Tidak ada yang bisa dilakukan siapa pun setelah pria besar itu berbicara. Jadi Sylvester dan Aurora mengikuti di belakang tubuh kolosal itu dan memasuki kereta raksasa Lord Inquisitor.
Saat mereka menuju Istana Paus, Inkuisitor High Lord terus menatap Sylvester dengan mata merahnya yang bersinar di balik pelindung wajahnya.
‘Apa yang dia inginkan sekarang? Aku hanya mencium amarahnya yang biasa. Mengapa dia selalu marah?’ Sylvester bertanya-tanya dan berusaha menghindari menoleh ke belakang dengan canggung.
“Penyair muda, aku mendengar tentang kemajuanmu dalam pelatihan bersama Paus. Seberapa yakin kau bisa mengalahkan Penyihir Agung peringkat atas?” tanya Lord Inquisitor tiba-tiba.
‘Apakah ini sebuah tes?’
“Aku tidak bisa mengalahkan Archwizard tingkat atas secara langsung, tapi aku yakin bisa bertahan lebih lama darinya di Solarium dan mengalahkannya selama aku tidak terlalu banyak terluka,” jawabnya.

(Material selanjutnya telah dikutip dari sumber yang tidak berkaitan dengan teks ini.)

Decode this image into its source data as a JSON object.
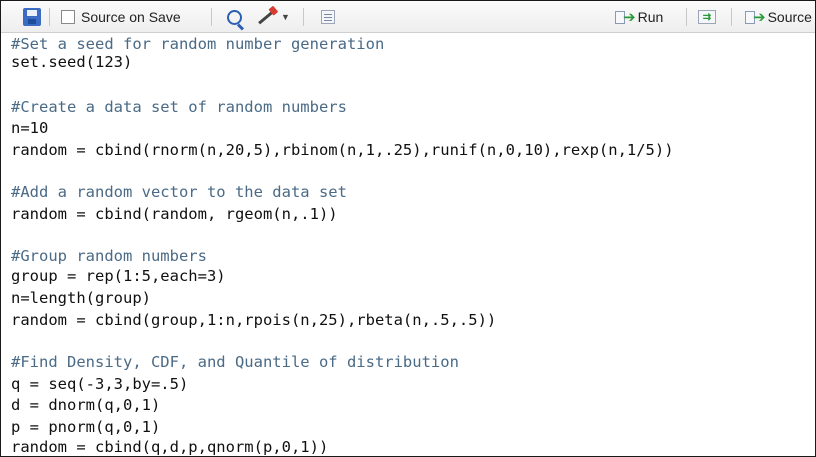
{
  "toolbar": {
    "source_on_save_label": "Source on Save",
    "source_on_save_checked": false,
    "run_label": "Run",
    "source_label": "Source",
    "icons": [
      "save-icon",
      "checkbox",
      "search-icon",
      "code-tools-wand-icon",
      "chevron-down-icon",
      "compile-report-icon",
      "run-arrow-icon",
      "rerun-icon",
      "source-arrow-icon"
    ]
  },
  "editor": {
    "lines": [
      {
        "kind": "comment",
        "text": "#Set a seed for random number generation"
      },
      {
        "kind": "code",
        "text": "set.seed(123)"
      },
      {
        "kind": "blank",
        "text": ""
      },
      {
        "kind": "comment",
        "text": "#Create a data set of random numbers"
      },
      {
        "kind": "code",
        "text": "n=10"
      },
      {
        "kind": "code",
        "text": "random = cbind(rnorm(n,20,5),rbinom(n,1,.25),runif(n,0,10),rexp(n,1/5))"
      },
      {
        "kind": "blank",
        "text": ""
      },
      {
        "kind": "comment",
        "text": "#Add a random vector to the data set"
      },
      {
        "kind": "code",
        "text": "random = cbind(random, rgeom(n,.1))"
      },
      {
        "kind": "blank",
        "text": ""
      },
      {
        "kind": "comment",
        "text": "#Group random numbers"
      },
      {
        "kind": "code",
        "text": "group = rep(1:5,each=3)"
      },
      {
        "kind": "code",
        "text": "n=length(group)"
      },
      {
        "kind": "code",
        "text": "random = cbind(group,1:n,rpois(n,25),rbeta(n,.5,.5))"
      },
      {
        "kind": "blank",
        "text": ""
      },
      {
        "kind": "comment",
        "text": "#Find Density, CDF, and Quantile of distribution"
      },
      {
        "kind": "code",
        "text": "q = seq(-3,3,by=.5)"
      },
      {
        "kind": "code",
        "text": "d = dnorm(q,0,1)"
      },
      {
        "kind": "code",
        "text": "p = pnorm(q,0,1)"
      },
      {
        "kind": "code",
        "text": "random = cbind(q,d,p,qnorm(p,0,1))"
      }
    ]
  },
  "colors": {
    "comment": "#4a6a86",
    "code": "#101010",
    "run_arrow": "#2a9a3a",
    "save_icon": "#3b6cc4"
  }
}
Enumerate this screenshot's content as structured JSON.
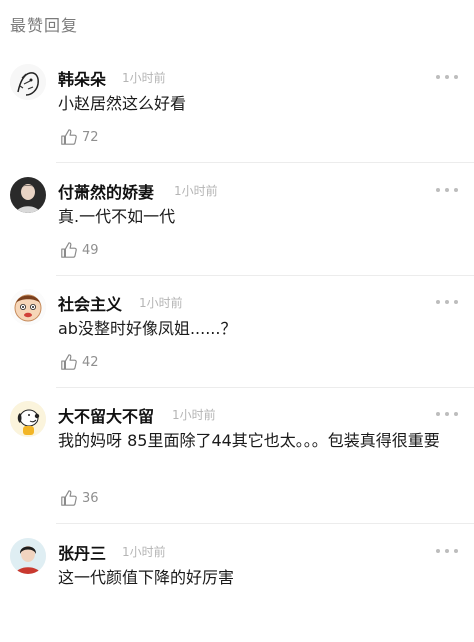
{
  "header": {
    "title": "最赞回复"
  },
  "comments": [
    {
      "user": "韩朵朵",
      "time": "1小时前",
      "text": "小赵居然这么好看",
      "likes": "72",
      "avatar_icon": "sketch-avatar-icon"
    },
    {
      "user": "付萧然的娇妻",
      "time": "1小时前",
      "text": "真.一代不如一代",
      "likes": "49",
      "avatar_icon": "woman-portrait-avatar-icon"
    },
    {
      "user": "社会主义",
      "time": "1小时前",
      "text": "ab没整时好像凤姐......？",
      "likes": "42",
      "avatar_icon": "cartoon-face-avatar-icon"
    },
    {
      "user": "大不留大不留",
      "time": "1小时前",
      "text": "我的妈呀 85里面除了44其它也太。。。包装真得很重要",
      "likes": "36",
      "avatar_icon": "snoopy-avatar-icon"
    },
    {
      "user": "张丹三",
      "time": "1小时前",
      "text": "这一代颜值下降的好厉害",
      "likes": "",
      "avatar_icon": "girl-portrait-avatar-icon"
    }
  ],
  "icons": {
    "like": "thumbs-up-icon",
    "more": "more-dots-icon"
  }
}
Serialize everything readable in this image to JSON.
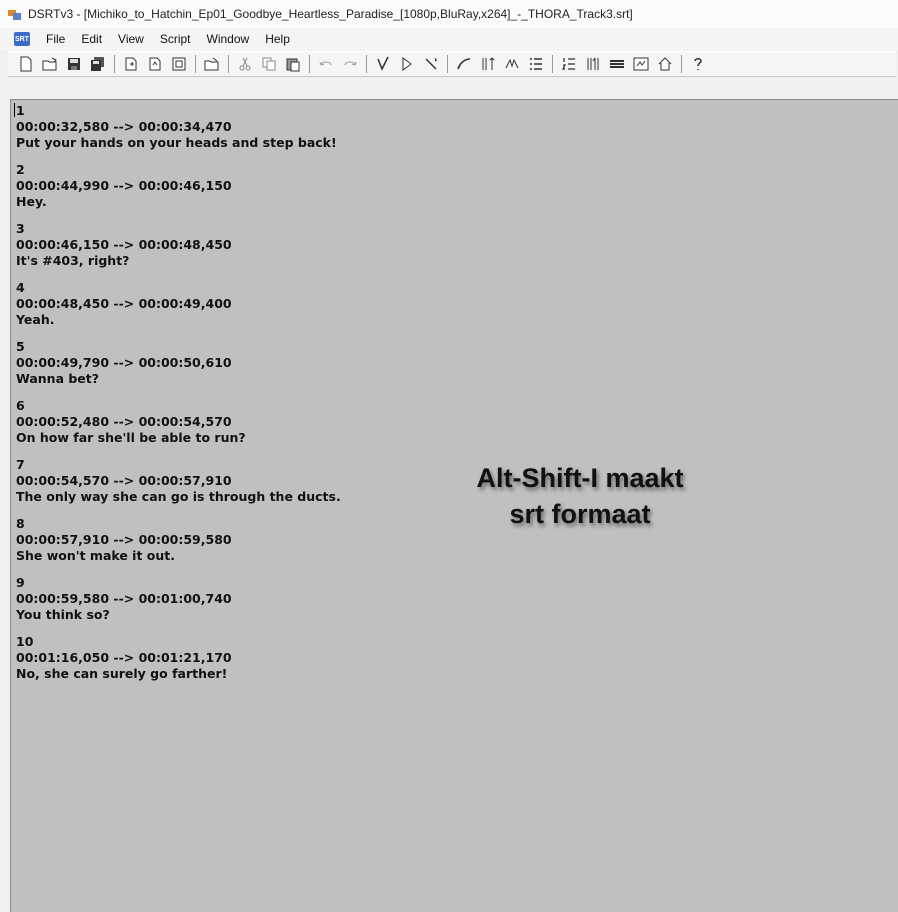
{
  "window": {
    "title": "DSRTv3 - [Michiko_to_Hatchin_Ep01_Goodbye_Heartless_Paradise_[1080p,BluRay,x264]_-_THORA_Track3.srt]",
    "app_icon": "dsrt-app-icon",
    "menu_icon_label": "SRT"
  },
  "menu": {
    "items": [
      "File",
      "Edit",
      "View",
      "Script",
      "Window",
      "Help"
    ]
  },
  "toolbar": {
    "icons": [
      "new-file-icon",
      "open-file-icon",
      "save-icon",
      "save-all-icon",
      "new-subtitle-icon",
      "copy-subtitle-icon",
      "paste-subtitle-icon",
      "import-icon",
      "cut-icon",
      "copy-icon",
      "paste-icon",
      "undo-icon",
      "redo-icon",
      "spellcheck-icon",
      "play-icon",
      "wand-icon",
      "sync-icon",
      "split-icon",
      "merge-icon",
      "list-icon",
      "numbered-list-icon",
      "sort-icon",
      "bar-icon",
      "video-icon",
      "home-icon",
      "help-icon"
    ]
  },
  "subtitles": [
    {
      "index": "1",
      "time": "00:00:32,580 --> 00:00:34,470",
      "text": "Put your hands on your heads and step back!"
    },
    {
      "index": "2",
      "time": "00:00:44,990 --> 00:00:46,150",
      "text": "Hey."
    },
    {
      "index": "3",
      "time": "00:00:46,150 --> 00:00:48,450",
      "text": "It's #403, right?"
    },
    {
      "index": "4",
      "time": "00:00:48,450 --> 00:00:49,400",
      "text": "Yeah."
    },
    {
      "index": "5",
      "time": "00:00:49,790 --> 00:00:50,610",
      "text": "Wanna bet?"
    },
    {
      "index": "6",
      "time": "00:00:52,480 --> 00:00:54,570",
      "text": "On how far she'll be able to run?"
    },
    {
      "index": "7",
      "time": "00:00:54,570 --> 00:00:57,910",
      "text": "The only way she can go is through the ducts."
    },
    {
      "index": "8",
      "time": "00:00:57,910 --> 00:00:59,580",
      "text": "She won't make it out."
    },
    {
      "index": "9",
      "time": "00:00:59,580 --> 00:01:00,740",
      "text": "You think so?"
    },
    {
      "index": "10",
      "time": "00:01:16,050 --> 00:01:21,170",
      "text": "No, she can surely go farther!"
    }
  ],
  "annotation": {
    "line1": "Alt-Shift-I maakt",
    "line2": "srt formaat"
  },
  "colors": {
    "editor_bg": "#c0c0c0",
    "app_accent": "#3b6bc6"
  }
}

Mata Inkuisitor Agung berbinar, dan pria itu mengangguk. “Jadi kau adalah kuda pacuan jarak jauh. Selama kakimu masih kuat, kau mungkin bisa memenangkan perlombaan. Tapi itu tidak cukup, karena musuhmu kejam dan tangguh. Pembunuh bayaran, mata-mata, makhluk-makhluk kotor dari dunia lain—mereka ingin menghancurkanmu hingga tak tersisa.”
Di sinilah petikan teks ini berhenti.